Rookes is acutely aware of the industry’s concerns around what the MAS is delivering for its £78.3m budget for 2013/14, with £43.8m for money advice and £34.5m for debt advice.
Financial Conduct Authority chairman John Griffith-Jones told the Treasury select committee last November he was having “robust” discussions with the MAS ahead of this year’s budget and that the MAS should undergo a value for money study.
Rookes says: “The industry is absolutely right to be concerned, as we all have to be concerned about value for money. The MAS has been set up to fulfil an important role. We are one of the very few sources of completely impartial advice, but what we have which is different to the other organisations around is that through our statutory objectives we have this leadership role across the sector which gives us a kind of authority.”
Rookes says the MAS will try to influence the way the financial services sector is working for consumers.

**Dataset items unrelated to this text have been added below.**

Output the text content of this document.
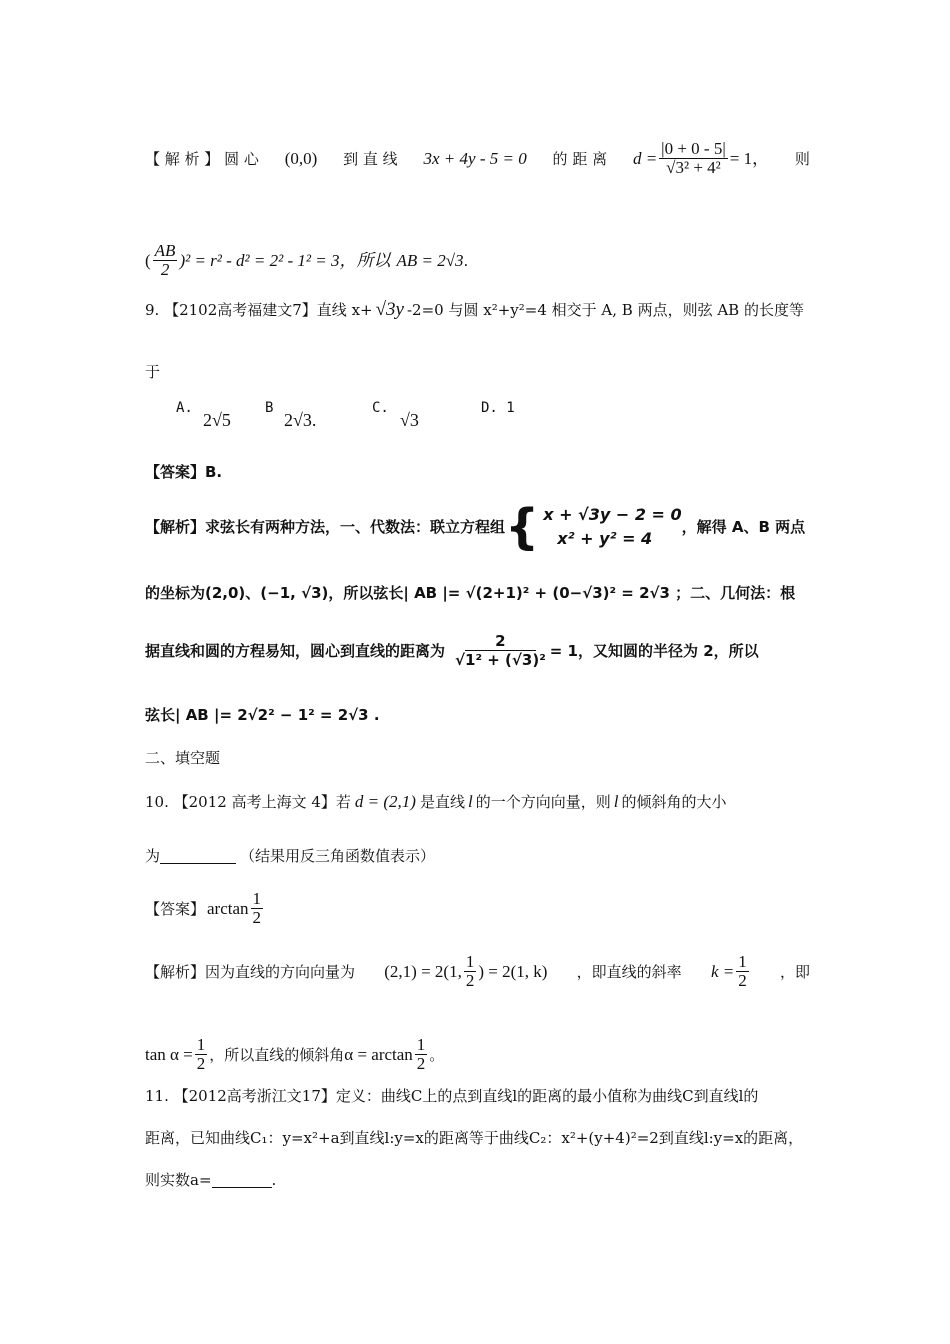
【 解 析 】 圆 心 (0,0) 到 直 线 3x + 4y - 5 = 0 的 距 离 $d = \frac{|0 + 0 - 5|}{\text{√3² + 4²}} = 1$， 则
( $\frac{AB}{2} )^2 = r^2 - d^2 = 2^2 - 1^2 = 3$，所以 AB = 2√3 .
9. 【2102高考福建文7】直线 x+ √3y -2=0 与圆 x²+y²=4 相交于 A, B 两点，则弦 AB 的长度等
于
A.
2√5
B
2√3.
C.
√3
D. 1
【答案】B.
【解析】求弦长有两种方法，一、代数法：联立方程组 { x + √3y − 2 = 0
x² + y² = 4
，解得 A、B 两点
的坐标为(2,0)、(−1, √3)，所以弦长| AB |= √(2+1)² + (0−√3)² = 2√3 ；二、几何法：根
据直线和圆的方程易知，圆心到直线的距离为 $\frac{2}{\text{√1² + (√3)²}} = 1$，又知圆的半径为 2，所以
弦长| AB |= 2√2² − 1² = 2√3 .
二、填空题
10. 【2012 高考上海文 4】若 d = (2,1) 是直线 l 的一个方向向量，则 l 的倾斜角的大小
为	（结果用反三角函数值表示）
【答案】 $\arctan \frac{1}{2}$
【解析】因为直线的方向向量为 (2,1) = 2(1, $\frac{1}{2}$ ) = 2(1, k) ，即直线的斜率 $k = \frac{1}{2}$ ，即
$\tan \alpha = \frac{1}{2}$ ，所以直线的倾斜角 $\alpha = \arctan \frac{1}{2}$ 。
11. 【2012高考浙江文17】定义：曲线C上的点到直线l的距离的最小值称为曲线C到直线l的
距离，已知曲线C₁：y=x²+a到直线l:y=x的距离等于曲线C₂：x²+(y+4)²=2到直线l:y=x的距离，
则实数a=	.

She adds: “I do understand the concerns of organisations about whether this is value for money, and whether the MAS is duplicating services that are already there. We have got to show this is not what we are doing, that we are working right across the board to help develop a kind of ‘financial capability’ sector which can deliver its services more efficiently and more effectively.”
Figures published by the MAS last week show over 2 million people used the service in the year to the end of March, up 62 per cent from 1.3 million users in 2011/12. MAS had an annual target of reaching 1.9 million users for 2012/13.
The number of face-to-face “advice” sessions has gone up 35 per cent over the last year from 74,000 to 100,000, while the number of users of MAS’ telephone service has dipped 4 per cent from 84,000 to 81,000. A total of 15,000 consumers used the MAS webchat service, which launched last year.